Ellison reportedly owns a home on the island, but—curiously for a place where everyone knows everyone—no one I spoke to knew where it was or said they’ve met Ellison. “I never heard of his name before two days ago,” said 29-year-old Mikala Enfield, an eighth-generation Lanai resident, as she sat stringing leis outside the Lanai Culture and Heritage Center the other day. “I think everybody who has any information on him Googled him two days ago.”
Most of Lanai has been privately owned since the mid-1800s and was used first as a cattle ranch and then as a pineapple planation under Castle & Cooke’s Dole Foods. After Castle & Cooke CEO David Murdock bought the company outright, he moved pineapple production to cheaper overseas locations in 1992 and tried to transition Lanai into a tourist destination. But Murdock’s been steadily losing money on his island investment since then, and rumors of his selling Lanai have circulated for several years.
There was certainly no love lost between Lanai residents and Murdock, who lobbied for a plan to build a wind farm on the island’s pristine northwest coastline.
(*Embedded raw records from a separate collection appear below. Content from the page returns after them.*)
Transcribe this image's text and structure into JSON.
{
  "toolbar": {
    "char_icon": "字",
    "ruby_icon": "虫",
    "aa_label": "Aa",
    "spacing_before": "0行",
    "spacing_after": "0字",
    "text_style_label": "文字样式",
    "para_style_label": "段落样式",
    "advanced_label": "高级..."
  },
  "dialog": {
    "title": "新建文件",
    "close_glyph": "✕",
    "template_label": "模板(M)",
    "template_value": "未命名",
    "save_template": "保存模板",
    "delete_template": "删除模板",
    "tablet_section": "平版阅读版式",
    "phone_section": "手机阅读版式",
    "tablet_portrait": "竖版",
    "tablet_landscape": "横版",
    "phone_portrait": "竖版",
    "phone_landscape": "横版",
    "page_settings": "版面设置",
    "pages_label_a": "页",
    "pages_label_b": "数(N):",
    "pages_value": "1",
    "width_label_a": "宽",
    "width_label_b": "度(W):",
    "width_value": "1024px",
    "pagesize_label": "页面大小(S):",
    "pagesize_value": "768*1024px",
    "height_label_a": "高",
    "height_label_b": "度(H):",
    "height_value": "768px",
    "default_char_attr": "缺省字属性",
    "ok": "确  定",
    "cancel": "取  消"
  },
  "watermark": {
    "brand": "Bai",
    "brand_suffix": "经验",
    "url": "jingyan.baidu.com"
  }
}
But will Ellison be any better? The CEO has pledged $10 million toward improving the island’s public utilities and is issuing reassuring messages about his respect for “culture and conservation stewardship of the island.” (Ellison did not respond to a request for comment.)
Lanai native Christine Costales, who works with the University of Hawaii’s Lanai Native Species Recovery Program on the island, said she hopes Ellison is ready to listen to residents. “We want someone who really cares about conservation and stewardship, not just writing things in history,” Costales said. Ellison’s history of conservation includes saving a tennis tournament, pouring millions into winning the America’s Cup sailing race, and filing a lawsuit against his next-door neighbors to get them to cut down their redwoods.
Indeed, Ellison models his Oracle sales strategy after a “take no prisoners” Japanese business style. “The problem with America is that we just have no stomach for competition,” he once admiringly recalled a Japanese executive telling him. “In Japan we believe that our competitors are stealing the rice out of the mouths of our children. In Japan we think anything less than 100 percent market share is not enough.”
Ellison’s used that strategy to make himself the third-richest man in America with a $36 billion fortune. He pursues first place in all that he does. But Lanai may not reward that pursuit, and it’s easy to see him struggling to play the diplomat in tricky island politics where local livelihood depends almost entirely on his decisions.
The question on Lanaians’ minds is: Why did Ellison buy their island? To preserve its way of life or to accelerate development? Mikala Enfield sharply declared that Lanai is “not just a piece of land that you can go make money on.” And she’s right; Ellison isn’t likely to turn a quick profit on a place Murdock lost tens of millions of dollars on each year.